Iolan George Wyant and his buddy Tim Saylor of National Geographic Channel “Diggers” fame, added another level of exposure this month.

Netflix, the online movie and TV network, began airing their show last week. With more than 75 million subscribers, Netflix will provide about one-third of the 66 episodes that have aired over the past four years.

Meanwhile, Wyant is unsure of the future of “Diggers,” which has he and Saylor discovering relics and coins of historical significance. “We’ll know more in a couple of months,” he said. If National Geographic doesn’t renew, “we hope to land a deal with another channel,” Wyant said, or maybe “have our own show on YouTube.”

Both remain busy through a contract they have with Garrett, a Garland, Texas, manufacturer of metal detectors and accessories. They were in Las Vegas earlier this year at a trade show on behalf of the company, and have dates in Virginia (twice), Europe, Canada and perhaps Australia late this year.

“‘Diggers’ is really popular in Europe,” Wyant said. “If you find something 500 years old and get excited about it, they laugh at you in Europe. They think of old as 1,000 years.”

 

IF “DIGGERS” sounds like a fun way to make a living, it is, Wyant said. But allowed it’s also hard work.

Their schedule has them shooting three or four episodes in succession, often hunting from daylight to dark with little more than a lunch break. 

Usually, one week’s work produces a 22-minute episode. 

Viewers “see us dig up a lot neat things, but they don’t see the thousands of holes we dig” that aren’t productive, Wyant said. Each episode also has a theme usually attached to a person with historical significance. Occasionally what is found alters the script.

Take Bugs Moran, for instance. 

“We were digging in the yard by his house in Chicago and I found a buffalo nickel (minted from 1913 to 1938) which led to a script change,” he said. Legend has it Moran tossed a buffalo nickel on the chest of whomever he killed, saying “He wasn’t worth a nickel.”

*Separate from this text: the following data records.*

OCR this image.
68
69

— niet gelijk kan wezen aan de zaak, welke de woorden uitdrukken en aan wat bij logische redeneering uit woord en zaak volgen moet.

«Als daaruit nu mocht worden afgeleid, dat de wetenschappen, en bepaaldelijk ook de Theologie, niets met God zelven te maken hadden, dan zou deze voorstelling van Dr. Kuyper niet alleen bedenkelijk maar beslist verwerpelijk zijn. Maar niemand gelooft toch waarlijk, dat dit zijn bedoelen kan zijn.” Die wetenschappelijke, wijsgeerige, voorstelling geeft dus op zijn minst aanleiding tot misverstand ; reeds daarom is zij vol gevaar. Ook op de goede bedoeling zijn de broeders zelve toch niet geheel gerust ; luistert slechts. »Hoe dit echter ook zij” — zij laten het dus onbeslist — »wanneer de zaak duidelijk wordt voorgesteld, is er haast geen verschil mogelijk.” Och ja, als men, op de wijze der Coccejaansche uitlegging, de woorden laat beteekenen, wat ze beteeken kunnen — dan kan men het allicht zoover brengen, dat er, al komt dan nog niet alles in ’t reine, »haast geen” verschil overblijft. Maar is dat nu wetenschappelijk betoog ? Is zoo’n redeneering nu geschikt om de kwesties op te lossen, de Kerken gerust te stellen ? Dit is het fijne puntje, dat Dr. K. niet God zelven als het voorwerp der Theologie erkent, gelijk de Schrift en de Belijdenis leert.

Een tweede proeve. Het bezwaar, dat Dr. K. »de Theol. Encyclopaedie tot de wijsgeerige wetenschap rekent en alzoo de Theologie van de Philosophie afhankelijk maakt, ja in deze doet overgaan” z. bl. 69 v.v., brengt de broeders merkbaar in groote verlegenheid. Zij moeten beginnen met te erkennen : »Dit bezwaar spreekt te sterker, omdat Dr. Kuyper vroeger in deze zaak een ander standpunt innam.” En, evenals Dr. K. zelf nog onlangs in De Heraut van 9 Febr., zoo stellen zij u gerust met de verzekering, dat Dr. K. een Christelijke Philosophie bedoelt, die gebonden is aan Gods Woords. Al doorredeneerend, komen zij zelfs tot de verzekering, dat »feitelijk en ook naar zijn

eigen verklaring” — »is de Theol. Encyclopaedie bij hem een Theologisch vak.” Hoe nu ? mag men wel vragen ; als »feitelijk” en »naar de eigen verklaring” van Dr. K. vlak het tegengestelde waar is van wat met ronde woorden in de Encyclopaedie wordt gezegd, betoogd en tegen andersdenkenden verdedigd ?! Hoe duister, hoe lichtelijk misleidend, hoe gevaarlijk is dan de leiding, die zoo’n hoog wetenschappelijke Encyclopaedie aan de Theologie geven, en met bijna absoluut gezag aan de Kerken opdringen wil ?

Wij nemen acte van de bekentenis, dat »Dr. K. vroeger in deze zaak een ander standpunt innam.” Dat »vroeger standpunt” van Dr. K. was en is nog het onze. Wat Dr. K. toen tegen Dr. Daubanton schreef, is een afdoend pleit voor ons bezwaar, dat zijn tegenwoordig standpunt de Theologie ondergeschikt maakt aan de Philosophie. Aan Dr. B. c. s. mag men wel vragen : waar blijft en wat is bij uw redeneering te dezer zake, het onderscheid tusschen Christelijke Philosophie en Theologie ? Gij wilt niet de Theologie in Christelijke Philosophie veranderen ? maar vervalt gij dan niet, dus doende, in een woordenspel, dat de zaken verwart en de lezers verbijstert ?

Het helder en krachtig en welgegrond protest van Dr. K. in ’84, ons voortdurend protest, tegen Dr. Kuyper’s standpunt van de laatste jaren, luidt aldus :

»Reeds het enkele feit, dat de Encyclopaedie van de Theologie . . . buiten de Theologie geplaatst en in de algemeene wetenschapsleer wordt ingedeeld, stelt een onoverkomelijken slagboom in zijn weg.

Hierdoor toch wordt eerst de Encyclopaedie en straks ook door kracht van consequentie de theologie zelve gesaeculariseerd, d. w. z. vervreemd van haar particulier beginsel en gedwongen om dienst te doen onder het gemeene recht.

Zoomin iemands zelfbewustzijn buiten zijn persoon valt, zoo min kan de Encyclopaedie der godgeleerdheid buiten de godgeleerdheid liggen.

Finding Steve Job’s time capsule after his death in 2011 was among the more interesting episodes, Wyant allowed. The capsule was found near where it was supposed to be in Colorado, but the area had changed because of construction and led to a fair amount of searching. “It even had his first mouse in it that he showed at an international design conference,” he recalled.

That episode is on Netflix, as well ones dealing with Lincoln’s assassination, Wyatt Earp, Blackbeard’s treasure, Poncho Villa and a Nazi fighter plane that crashed in Indiana.

Indiana? “Yeah, it had been captured and was being flown so we could learn some of the Nazi’s secrets,” Wyant said, who found a part from the plane’s cockpit.